Hive's knowledge system is built on typed ontologies with inference rules and composable domain-specific schemas. It's a departure from semantic embedding associations and more of a return to classical ML roots. Information, results, and memories carry provenance and trust levels. Agents are scoped to their own domains, and boundaries are enforced structurally rather than by hoping the model behaves. Taint tracking and domain isolation aren't new ideas, they just haven't been applied here yet.

On the coordination side, a shared ticketing system lets agents and humans hand off work, track progress across sessions, and tie everything back to git history and an auditable event chain.

Browser Automation

I'm not quite sure why the original project integrated the Chrome developer protocol (CDP) directly rather than using something like playwright (they even called out not using playwright as a feature). I'm not a Chrome user and I like Firefox. More importantly, I don't think it's safe browsing the internet without a meaningful ad-blocker. There are just too many ways to spread malware that way, and with agents I definitely don't want them exposed to random ads.

I replaced CDP with a connection to a remote headless playwright Firefox container running extensions and going through an intercepting HTTPS proxy that logs and filters traffic, similar to how corporate proxies work.

Command and Process Filtering

This is one of my consistent pet-peeves coming from a security background. Every agent harness I've seen in the wild checks the direct command being executed: bash, sed, python, grep.
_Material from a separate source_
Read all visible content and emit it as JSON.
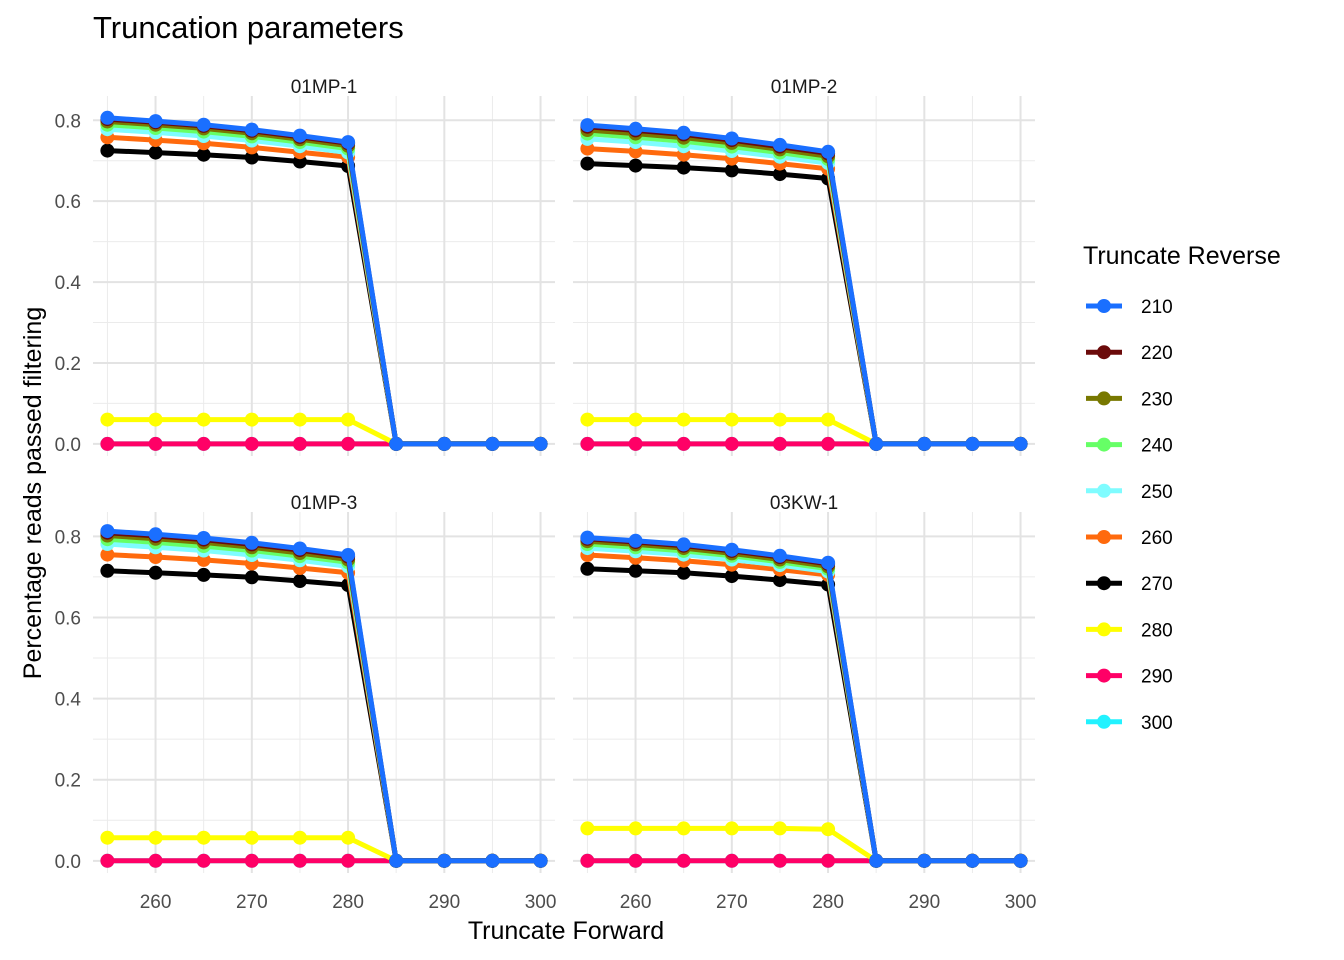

This is surface level filtering that is trivial for LLMs to work around. You can watch harnesses like Claude Code almost immediately circumvent some of these filters by executing commands indirectly or writing a custom Python utility that accesses something they wouldn't otherwise have access to.
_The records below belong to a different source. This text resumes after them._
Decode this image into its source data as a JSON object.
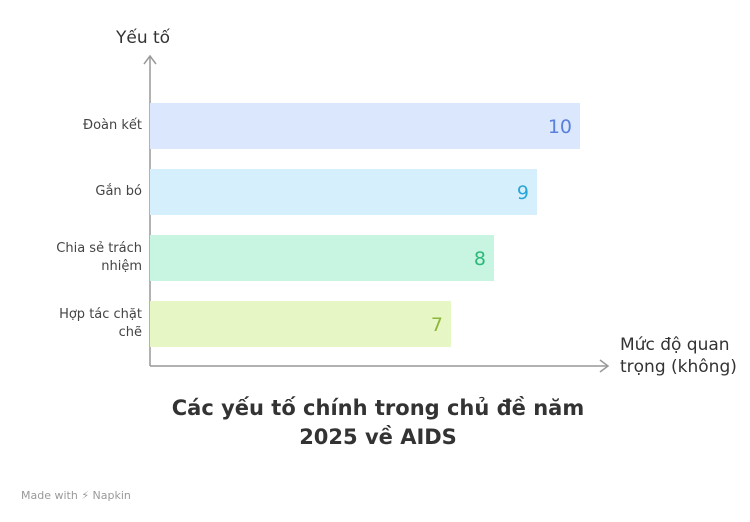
{
  "chart_data": {
    "type": "bar",
    "orientation": "horizontal",
    "title": "Các yếu tố chính trong chủ đề năm 2025 về AIDS",
    "y_label": "Yếu tố",
    "x_label": "Mức độ quan trọng (không)",
    "categories": [
      "Đoàn kết",
      "Gắn bó",
      "Chia sẻ trách nhiệm",
      "Hợp tác chặt chẽ"
    ],
    "values": [
      10,
      9,
      8,
      7
    ],
    "colors": [
      "#dbe7fd",
      "#d5f0fc",
      "#c8f5e1",
      "#e6f6c4"
    ],
    "label_colors": [
      "#5a80dc",
      "#2aa6d6",
      "#2db879",
      "#8db63a"
    ],
    "xlim": [
      0,
      10
    ]
  },
  "footer": {
    "made_with": "Made with",
    "brand": "Napkin"
  }
}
There is a solution beyond "run it in a container" that is much more lightweight and reliable: eBPF syscall filtering. You're not limited to just commands. Any child process can be filtered for all of its syscalls, whether it's network access, file reads, file writes, or command execution. You can be incredibly fine-grained about what child processes are allowed to do.

There is also an abuse pattern layer that specifically looks for malicious behavior in child processes, things like non-system SSH clients attempting to access SSH keys. This layer is basically a host intrusion detection system scoped to processes spawned by Hive.
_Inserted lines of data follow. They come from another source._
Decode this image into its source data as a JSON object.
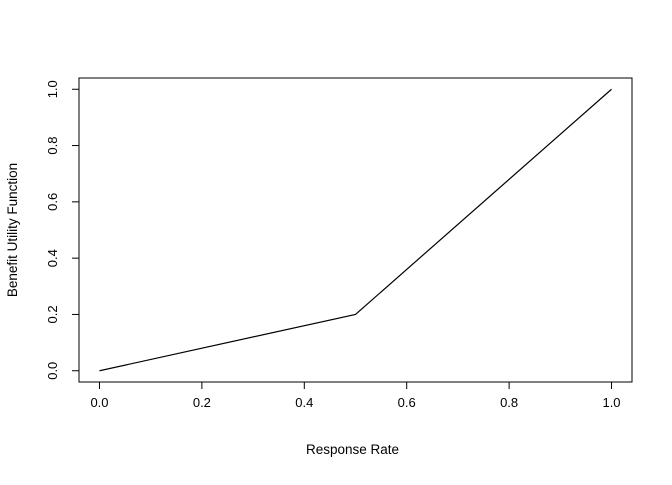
{
  "chart_data": {
    "type": "line",
    "title": "",
    "xlabel": "Response Rate",
    "ylabel": "Benefit Utility Function",
    "x": [
      0.0,
      0.5,
      1.0
    ],
    "y": [
      0.0,
      0.2,
      1.0
    ],
    "x_ticks": [
      0.0,
      0.2,
      0.4,
      0.6,
      0.8,
      1.0
    ],
    "y_ticks": [
      0.0,
      0.2,
      0.4,
      0.6,
      0.8,
      1.0
    ],
    "x_tick_labels": [
      "0.0",
      "0.2",
      "0.4",
      "0.6",
      "0.8",
      "1.0"
    ],
    "y_tick_labels": [
      "0.0",
      "0.2",
      "0.4",
      "0.6",
      "0.8",
      "1.0"
    ],
    "xlim": [
      -0.04,
      1.04
    ],
    "ylim": [
      -0.04,
      1.04
    ],
    "grid": false,
    "legend": null,
    "line_color": "#000000",
    "axis_color": "#000000",
    "background": "#ffffff"
  }
}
These techniques have decades of literature behind them. I suspect a lot of the people building agent systems simply haven't worked with these primitives before.

Containerization

The original project used Docker for containerization. That's basically the only option if you're on Mac (which is really just running a massive Linux VM) or Windows. If you only need to support Linux, Podman lets you drop the root daemon and fully isolate in userspace. As a bonus, SELinux contexts provide an additional mandatory access control layer.

I extended the container system to support not just remote chats but local tool call execution with per-client filters and configs. A network proxy allows browser automation to interact with locally running web servers. All proxied requests are filtered both locally and remotely to ensure only intentionally exposed services are accessible. Results from external calls run through the same series of filters and checks as all other external content to catch command injections coming from the outside world.

Remote Usage

There was the beginning of a peer-to-peer protocol built into the original codebase. I'm not sure what the intended use was but it immediately got cut. It may have been legitimately trying to solve a problem I kept running into with different agent harnesses: I don't always want to run agents on the same machine where all my services are configured. I want to run the CLI from my desktop or laptop, just like I do with Claude Code, have it operate on my local filesystem while the central coordination, LLM calls, and workflow engine stay on the server.

Current State

The core systems are functional and I'm using Hive daily. I plan to open-source it once the codebase is in a state I'm happy with. I'll keep updating this project's log as things progress, and I'll probably write some posts on the more general gaps and patterns I've seen in the agent ecosystem.